Aug 3 (IFR) - Coal is being overtaken by natural gas as the primary fuel source in the United States, and that is piling pressure on embattled credits in the US coal industry.

Analytics company StarMine places the 1-year default probability for the coal sector at 6% -- one of the poorest readings of any group -- and says several downgrades are expected.

Its data indicate that companies including Alpha Natural Resources, Walter Energy and Arch Coal are facing downgrades by the major rating agencies. Standard & Poor’s currently rates Alpha Natural and Walter Energy at BB- and Arch Coal at B+; StarMine has them all at triple-C.

Current bond prices underscore the general sentiment, with several credits now approaching 9% yields. The Arch Coal 7.25% 2020 bonds are trading at 87.625, and currently yielding 9.45%. The Alpha Natural Resources 6.25% 2021 bonds are trading at 87, and yielding 8.36%.

And all the signs point toward more difficulties ahead.


Coal was long the unquestioned king in the US power industry. As recently as 2010, it generated 45% of the nation’s power, compared to just 24% from natural gas.

But cleaner, cheaper gas is catching up. It is seeing significantly lower prices than in the past -- and is much more environmentally friendly.

According to Department of Energy data, natural gas and coal each accounted for 36% of US power production in April.

Companies are converting coal-fired plants and building new natural gas-powered plants, which has weakened demand -- a problem compounded by the unseasonably warm US winter.

“Overall coal demand is running about 20% below its given year-average to-date in 2012,” CreditSights said in a research note. “And coal inventories at utilities are 17% above the five-year average.”

According to an EIA report, the demand for coal to produce power is likely to fall 10% this year -- and prices are down 25% over the past few months alone.

And without a major cut in natural gas supply, pricing pressures will persist. For 2013, Moody’s expects average delivery prices of coal to decline at least 5% from 2012 levels.


Arch Coal recently idled five mines to cut production, while Alpha Natural Resources announced it will produce 11 million fewer tons of coal this year -- a decline of 11%.

Meanwhile pending EPA regulations, which are more stringent on greenhouse gas emissions, are adding to the sector’s woes. Older and dirtier plants are being forced to shut, as they will no longer be economical to run when the new regulations take effect.
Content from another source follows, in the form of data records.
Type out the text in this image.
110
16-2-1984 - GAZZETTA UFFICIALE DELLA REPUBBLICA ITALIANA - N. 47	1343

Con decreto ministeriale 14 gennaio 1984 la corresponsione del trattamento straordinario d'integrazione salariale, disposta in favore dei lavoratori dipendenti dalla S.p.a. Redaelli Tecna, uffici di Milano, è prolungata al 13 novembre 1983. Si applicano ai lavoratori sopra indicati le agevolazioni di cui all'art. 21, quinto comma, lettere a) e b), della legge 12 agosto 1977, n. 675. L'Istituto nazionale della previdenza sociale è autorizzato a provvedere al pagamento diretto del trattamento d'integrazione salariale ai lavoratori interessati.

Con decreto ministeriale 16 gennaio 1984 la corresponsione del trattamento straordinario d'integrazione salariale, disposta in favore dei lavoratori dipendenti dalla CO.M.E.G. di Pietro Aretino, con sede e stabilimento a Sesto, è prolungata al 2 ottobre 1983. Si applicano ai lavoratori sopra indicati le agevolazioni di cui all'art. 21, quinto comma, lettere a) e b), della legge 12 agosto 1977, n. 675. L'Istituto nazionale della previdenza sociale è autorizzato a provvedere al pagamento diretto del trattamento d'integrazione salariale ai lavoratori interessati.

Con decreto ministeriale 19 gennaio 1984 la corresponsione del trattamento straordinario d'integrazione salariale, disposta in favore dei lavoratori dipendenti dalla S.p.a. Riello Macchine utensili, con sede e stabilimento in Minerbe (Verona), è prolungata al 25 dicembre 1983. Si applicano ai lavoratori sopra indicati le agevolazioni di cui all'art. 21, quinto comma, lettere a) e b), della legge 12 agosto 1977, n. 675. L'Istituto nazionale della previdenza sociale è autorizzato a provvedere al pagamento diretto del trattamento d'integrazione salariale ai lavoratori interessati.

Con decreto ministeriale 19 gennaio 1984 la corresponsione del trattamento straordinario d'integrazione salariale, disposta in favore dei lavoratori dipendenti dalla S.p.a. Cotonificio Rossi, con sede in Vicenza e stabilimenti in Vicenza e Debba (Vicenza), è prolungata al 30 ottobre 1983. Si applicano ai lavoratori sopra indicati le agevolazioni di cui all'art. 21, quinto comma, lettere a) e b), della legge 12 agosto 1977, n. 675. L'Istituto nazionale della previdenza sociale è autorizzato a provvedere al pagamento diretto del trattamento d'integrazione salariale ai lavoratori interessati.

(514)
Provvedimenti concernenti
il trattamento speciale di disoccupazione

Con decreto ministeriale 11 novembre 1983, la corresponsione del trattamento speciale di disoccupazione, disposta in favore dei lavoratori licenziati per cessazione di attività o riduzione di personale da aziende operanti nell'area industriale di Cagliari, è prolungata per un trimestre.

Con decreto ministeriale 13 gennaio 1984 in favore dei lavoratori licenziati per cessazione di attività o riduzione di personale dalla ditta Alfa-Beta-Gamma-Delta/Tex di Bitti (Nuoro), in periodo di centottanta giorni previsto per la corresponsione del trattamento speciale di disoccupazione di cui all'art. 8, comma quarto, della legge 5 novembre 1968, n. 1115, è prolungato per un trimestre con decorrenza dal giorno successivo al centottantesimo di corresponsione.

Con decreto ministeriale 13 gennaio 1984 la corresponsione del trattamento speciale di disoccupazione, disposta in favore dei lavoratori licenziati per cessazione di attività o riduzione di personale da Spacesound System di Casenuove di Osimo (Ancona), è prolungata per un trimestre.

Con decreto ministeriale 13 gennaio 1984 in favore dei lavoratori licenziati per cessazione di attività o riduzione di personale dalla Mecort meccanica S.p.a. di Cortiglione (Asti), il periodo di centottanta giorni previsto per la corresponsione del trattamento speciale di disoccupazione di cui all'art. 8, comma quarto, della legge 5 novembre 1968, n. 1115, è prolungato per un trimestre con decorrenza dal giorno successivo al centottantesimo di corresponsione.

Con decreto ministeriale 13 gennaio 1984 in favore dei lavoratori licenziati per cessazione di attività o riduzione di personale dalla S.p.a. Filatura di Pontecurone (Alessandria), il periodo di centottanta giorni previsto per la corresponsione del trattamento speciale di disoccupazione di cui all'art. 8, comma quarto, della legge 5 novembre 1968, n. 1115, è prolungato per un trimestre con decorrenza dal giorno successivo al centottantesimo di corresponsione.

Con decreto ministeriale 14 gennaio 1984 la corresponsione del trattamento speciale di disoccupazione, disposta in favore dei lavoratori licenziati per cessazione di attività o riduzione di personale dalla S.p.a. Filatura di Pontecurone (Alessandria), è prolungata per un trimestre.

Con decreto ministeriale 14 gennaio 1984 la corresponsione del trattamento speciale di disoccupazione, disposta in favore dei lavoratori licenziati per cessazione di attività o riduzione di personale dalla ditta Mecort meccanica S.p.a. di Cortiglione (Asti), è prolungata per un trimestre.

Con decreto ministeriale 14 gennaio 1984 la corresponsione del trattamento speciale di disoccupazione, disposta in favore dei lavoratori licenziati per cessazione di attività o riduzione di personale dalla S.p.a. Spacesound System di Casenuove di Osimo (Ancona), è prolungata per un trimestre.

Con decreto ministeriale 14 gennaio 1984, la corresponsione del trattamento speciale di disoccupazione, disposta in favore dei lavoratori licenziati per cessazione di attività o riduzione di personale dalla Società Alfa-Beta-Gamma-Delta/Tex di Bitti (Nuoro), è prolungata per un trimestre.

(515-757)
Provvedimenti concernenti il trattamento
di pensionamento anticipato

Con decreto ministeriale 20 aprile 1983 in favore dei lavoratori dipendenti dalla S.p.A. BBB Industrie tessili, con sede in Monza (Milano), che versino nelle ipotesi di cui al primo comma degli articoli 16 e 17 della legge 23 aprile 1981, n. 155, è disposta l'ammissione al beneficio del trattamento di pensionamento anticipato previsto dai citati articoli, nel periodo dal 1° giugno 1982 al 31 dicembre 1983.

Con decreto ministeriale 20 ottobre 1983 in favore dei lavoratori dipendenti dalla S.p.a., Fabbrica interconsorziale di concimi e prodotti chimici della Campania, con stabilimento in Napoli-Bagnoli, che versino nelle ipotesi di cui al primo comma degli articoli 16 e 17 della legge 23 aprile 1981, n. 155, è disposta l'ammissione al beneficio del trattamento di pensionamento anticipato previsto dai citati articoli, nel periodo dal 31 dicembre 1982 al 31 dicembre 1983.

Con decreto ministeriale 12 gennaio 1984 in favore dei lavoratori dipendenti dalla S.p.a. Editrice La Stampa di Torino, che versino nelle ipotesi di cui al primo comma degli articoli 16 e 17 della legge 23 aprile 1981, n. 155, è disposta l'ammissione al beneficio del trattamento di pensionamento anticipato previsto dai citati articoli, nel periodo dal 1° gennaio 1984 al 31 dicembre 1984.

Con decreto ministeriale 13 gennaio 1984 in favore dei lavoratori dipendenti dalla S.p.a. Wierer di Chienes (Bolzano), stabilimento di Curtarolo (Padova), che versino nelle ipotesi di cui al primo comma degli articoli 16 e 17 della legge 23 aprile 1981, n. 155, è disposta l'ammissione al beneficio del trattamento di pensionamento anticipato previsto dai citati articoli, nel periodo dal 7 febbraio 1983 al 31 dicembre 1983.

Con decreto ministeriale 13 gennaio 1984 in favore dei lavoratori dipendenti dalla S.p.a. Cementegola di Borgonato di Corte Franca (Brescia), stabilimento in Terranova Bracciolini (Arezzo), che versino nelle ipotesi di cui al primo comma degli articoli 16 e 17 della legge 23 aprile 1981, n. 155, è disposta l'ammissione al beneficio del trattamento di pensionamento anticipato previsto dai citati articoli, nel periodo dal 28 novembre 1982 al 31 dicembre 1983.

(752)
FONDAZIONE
Bank of America Merrill Lynch research analysts are expecting around 15% of the US coal production fleet to shut over the next five years “due to new EPA mandates and poor economics versus gas”.

Furthermore, the sector’s overall fundamentals have been hampered by unfunded pension liabilities and other employee benefit obligations.

“These obligations raise leverage from an average of 3.0x to 3.9x when they are treated as debt,” CreditSights estimates. Patriot Coal’s recent bankruptcy was mostly attributed to soaring pension costs, which were considerably more than the company’s debt.

With rising leverage and oversupplied market conditions, credit ratios will continue to erode over the near term and weigh on operating results. Moody’s is expecting operating margins for coal producers to deteriorate this year “as costs increase amid lower delivery volumes.”